To get access to official data for such stories we have two main options. The first is to rely on sources in the different government departments, and the second is to file a Right to Information request. But getting a reply often takes months. When neither option produces information, we have to rely on international sources for climate data that don’t necessarily have the level of detail or local knowledge that we need.  

Reporters also struggle to find researchers with local knowledge. Asif Khan, an environmental journalist working for Lakki Broadcasting, says that for a piece on extreme weather events in the Khyber Pakhtunkhwa province, he contacted the Provincial Disaster Management Authority. But the data on the subject was not available. Khan also struggled to find an expert in the local language who could explain the impacts of extreme weather events.  

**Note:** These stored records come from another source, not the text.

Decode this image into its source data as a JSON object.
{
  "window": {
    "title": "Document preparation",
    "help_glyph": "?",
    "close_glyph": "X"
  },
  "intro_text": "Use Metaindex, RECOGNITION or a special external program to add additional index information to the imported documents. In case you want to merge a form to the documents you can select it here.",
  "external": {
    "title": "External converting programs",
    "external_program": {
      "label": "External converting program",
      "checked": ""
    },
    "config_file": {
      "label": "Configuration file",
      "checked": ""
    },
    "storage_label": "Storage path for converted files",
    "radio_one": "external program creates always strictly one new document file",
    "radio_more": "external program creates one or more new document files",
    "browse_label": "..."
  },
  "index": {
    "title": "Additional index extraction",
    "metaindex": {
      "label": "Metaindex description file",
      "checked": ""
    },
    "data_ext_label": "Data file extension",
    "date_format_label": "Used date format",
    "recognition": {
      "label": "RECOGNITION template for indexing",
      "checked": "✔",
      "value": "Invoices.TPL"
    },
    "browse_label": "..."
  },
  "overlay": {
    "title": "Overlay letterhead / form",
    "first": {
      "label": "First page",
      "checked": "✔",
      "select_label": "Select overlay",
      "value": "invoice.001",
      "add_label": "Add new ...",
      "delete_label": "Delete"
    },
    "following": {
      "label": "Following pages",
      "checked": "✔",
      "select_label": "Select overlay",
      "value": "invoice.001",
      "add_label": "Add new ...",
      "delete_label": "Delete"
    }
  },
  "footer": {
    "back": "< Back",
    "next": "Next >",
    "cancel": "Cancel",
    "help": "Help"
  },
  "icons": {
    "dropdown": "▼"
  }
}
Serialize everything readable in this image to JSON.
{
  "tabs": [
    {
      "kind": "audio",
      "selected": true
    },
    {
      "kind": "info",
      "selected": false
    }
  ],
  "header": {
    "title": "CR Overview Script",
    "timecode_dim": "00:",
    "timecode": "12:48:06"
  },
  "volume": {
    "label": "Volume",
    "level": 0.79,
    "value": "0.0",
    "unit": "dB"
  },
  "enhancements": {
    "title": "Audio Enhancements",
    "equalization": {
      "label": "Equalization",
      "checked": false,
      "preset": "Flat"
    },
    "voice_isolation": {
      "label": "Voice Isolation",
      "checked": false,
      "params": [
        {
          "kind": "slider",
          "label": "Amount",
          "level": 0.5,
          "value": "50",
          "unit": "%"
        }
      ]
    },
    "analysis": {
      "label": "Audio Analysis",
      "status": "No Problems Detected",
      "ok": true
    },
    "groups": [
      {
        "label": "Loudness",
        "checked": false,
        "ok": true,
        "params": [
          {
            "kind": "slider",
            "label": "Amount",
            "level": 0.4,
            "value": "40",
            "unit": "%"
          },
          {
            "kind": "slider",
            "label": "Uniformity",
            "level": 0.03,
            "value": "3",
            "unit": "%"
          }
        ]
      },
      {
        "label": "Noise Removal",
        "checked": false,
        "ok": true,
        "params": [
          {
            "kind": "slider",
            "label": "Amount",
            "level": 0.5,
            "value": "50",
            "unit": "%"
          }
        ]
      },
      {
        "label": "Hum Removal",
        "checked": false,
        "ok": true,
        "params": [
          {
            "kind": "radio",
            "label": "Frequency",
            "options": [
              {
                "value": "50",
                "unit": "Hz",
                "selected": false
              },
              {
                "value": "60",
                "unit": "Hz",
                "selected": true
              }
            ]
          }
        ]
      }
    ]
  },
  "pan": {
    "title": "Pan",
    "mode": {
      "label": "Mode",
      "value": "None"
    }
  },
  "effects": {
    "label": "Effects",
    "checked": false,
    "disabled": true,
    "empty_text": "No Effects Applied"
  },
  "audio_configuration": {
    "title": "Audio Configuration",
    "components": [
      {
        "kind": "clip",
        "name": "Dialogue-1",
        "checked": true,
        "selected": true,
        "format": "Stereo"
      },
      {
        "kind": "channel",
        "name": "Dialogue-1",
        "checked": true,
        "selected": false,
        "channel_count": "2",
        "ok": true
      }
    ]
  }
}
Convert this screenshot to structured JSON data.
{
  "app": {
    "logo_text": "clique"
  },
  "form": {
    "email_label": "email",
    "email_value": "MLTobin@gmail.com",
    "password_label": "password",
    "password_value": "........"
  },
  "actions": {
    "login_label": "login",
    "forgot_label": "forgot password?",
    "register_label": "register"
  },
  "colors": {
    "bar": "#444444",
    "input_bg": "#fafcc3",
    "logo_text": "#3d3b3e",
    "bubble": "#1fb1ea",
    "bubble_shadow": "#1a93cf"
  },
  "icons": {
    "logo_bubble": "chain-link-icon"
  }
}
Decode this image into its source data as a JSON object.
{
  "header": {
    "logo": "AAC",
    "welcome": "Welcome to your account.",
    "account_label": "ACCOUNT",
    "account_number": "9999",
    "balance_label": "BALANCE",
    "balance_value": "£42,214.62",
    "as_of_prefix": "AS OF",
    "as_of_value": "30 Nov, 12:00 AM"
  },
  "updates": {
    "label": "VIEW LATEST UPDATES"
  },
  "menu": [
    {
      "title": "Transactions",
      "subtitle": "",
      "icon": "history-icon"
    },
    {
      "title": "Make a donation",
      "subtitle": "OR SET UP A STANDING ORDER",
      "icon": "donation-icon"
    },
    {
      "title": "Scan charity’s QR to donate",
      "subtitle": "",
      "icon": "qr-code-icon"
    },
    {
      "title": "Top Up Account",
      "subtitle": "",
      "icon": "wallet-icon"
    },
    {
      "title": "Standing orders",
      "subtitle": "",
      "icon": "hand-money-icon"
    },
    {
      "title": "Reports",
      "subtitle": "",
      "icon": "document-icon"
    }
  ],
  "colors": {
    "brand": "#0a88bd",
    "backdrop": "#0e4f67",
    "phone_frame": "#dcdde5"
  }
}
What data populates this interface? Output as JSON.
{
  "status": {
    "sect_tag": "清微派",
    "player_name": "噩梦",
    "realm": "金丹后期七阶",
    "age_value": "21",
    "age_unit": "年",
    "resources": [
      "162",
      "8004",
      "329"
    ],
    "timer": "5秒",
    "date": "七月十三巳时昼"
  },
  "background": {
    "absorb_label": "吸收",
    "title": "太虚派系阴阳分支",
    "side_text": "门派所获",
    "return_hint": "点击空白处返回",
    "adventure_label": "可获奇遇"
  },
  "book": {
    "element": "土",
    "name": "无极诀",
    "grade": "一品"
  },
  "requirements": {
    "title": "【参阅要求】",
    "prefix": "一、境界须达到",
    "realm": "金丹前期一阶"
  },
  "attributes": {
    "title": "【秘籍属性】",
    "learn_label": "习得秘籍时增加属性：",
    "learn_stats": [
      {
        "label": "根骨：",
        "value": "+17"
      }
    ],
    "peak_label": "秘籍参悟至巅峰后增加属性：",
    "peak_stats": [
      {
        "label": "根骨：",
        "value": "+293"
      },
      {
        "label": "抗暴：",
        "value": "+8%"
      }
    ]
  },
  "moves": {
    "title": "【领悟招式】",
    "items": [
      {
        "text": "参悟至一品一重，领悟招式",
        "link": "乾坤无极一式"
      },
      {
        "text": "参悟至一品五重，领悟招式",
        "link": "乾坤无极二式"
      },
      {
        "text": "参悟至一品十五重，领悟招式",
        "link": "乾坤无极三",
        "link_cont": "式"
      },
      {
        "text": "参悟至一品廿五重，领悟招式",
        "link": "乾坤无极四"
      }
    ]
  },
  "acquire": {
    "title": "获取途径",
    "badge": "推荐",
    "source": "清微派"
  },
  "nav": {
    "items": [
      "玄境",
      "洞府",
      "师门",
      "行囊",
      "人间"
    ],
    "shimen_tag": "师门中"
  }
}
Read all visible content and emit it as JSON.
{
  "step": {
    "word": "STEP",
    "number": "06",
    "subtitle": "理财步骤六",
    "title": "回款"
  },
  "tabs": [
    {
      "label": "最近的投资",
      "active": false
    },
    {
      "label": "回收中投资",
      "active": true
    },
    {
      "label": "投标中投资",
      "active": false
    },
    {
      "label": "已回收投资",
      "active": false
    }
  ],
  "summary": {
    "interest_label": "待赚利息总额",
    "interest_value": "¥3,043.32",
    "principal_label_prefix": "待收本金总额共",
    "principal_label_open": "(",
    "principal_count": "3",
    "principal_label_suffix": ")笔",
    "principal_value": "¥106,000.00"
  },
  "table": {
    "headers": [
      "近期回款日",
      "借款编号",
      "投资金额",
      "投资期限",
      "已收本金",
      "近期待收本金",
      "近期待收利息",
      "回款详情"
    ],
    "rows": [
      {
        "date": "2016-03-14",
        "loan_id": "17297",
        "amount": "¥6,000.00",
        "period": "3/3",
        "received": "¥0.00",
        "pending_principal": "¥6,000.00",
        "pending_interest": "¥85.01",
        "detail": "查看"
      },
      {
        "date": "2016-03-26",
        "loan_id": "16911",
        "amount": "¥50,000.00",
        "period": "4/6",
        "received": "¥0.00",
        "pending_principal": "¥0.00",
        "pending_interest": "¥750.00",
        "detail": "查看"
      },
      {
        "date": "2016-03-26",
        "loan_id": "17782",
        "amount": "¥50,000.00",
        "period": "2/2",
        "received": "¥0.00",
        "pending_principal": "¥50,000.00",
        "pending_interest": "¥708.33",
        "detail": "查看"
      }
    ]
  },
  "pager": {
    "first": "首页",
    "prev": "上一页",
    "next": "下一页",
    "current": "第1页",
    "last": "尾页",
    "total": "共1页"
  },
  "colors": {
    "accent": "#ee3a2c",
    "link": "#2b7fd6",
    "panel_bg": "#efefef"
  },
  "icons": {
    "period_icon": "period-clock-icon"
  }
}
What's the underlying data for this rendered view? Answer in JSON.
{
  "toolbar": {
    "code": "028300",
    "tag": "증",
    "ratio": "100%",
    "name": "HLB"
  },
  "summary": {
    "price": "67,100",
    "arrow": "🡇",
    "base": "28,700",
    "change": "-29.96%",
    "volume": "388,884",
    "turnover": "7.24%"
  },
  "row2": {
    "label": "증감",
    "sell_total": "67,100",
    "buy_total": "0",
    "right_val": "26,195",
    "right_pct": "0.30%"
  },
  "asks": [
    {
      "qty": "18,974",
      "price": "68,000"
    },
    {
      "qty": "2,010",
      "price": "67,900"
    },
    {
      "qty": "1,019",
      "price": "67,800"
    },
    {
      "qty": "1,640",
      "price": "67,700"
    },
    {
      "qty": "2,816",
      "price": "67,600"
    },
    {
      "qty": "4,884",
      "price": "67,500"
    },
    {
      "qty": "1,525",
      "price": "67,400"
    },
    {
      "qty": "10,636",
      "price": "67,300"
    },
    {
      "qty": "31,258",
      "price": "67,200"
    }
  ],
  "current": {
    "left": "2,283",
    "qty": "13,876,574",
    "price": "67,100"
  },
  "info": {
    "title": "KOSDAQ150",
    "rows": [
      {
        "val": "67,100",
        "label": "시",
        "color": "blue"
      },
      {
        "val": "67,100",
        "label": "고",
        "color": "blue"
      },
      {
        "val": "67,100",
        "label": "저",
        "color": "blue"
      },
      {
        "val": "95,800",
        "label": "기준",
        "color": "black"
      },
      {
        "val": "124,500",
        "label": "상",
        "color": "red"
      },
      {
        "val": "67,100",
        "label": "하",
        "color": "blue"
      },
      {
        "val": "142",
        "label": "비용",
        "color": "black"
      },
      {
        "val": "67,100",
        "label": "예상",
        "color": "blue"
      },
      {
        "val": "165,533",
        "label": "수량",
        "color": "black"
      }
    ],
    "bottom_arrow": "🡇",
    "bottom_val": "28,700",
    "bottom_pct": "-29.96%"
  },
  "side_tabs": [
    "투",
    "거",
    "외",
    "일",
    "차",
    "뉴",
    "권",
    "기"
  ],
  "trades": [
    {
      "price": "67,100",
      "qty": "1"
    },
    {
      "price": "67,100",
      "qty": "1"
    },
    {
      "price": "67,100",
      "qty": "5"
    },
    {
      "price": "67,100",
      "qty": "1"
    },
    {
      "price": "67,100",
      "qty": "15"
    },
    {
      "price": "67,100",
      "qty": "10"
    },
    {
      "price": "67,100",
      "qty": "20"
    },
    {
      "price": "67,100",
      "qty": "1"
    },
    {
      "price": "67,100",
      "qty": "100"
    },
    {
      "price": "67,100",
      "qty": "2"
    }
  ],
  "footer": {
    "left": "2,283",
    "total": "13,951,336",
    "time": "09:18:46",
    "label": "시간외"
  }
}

He had no option but to use the Intergovernmental Panel on Climate Change (IPCC)’s latest report as his main source. When Khan was covering climate change and its impact on the economy, he had to rely on World Bank reports.  

Fawad Ali, a freelance environmental journalist with the Third Pole, says unfortunately one of the reasons it’s so difficult to get good climate information from local governments in Pakistan is partly because many officials still don’t accept that climate change is a reality.  

When he was working on a story on groundwater depletion in Khyber Pakhtunkhwa, the concerned officials were not willing to cooperate. He used his connections and gathered data from different government departments, but found their data contradicted itself, even though it was collected by a single consultant hired by the same government.  

These are all major barriers to producing climate journalism in Pakistan. But all of these journalists got the job done. They relied on a mix of local sources, including building a strong bond with farmers who record changes in weather patterns, sources inside governments, and using international data. International collaboration with other journalists and the rise of accessible technology is another major tool: real-time satellite data has given us access to information when the government won’t.  

Ultimately, the main thing climate journalists need is persistence and creativity. There are many challenges while covering climate change related stories in a country like Pakistan, but you always need to think and work outside of the box.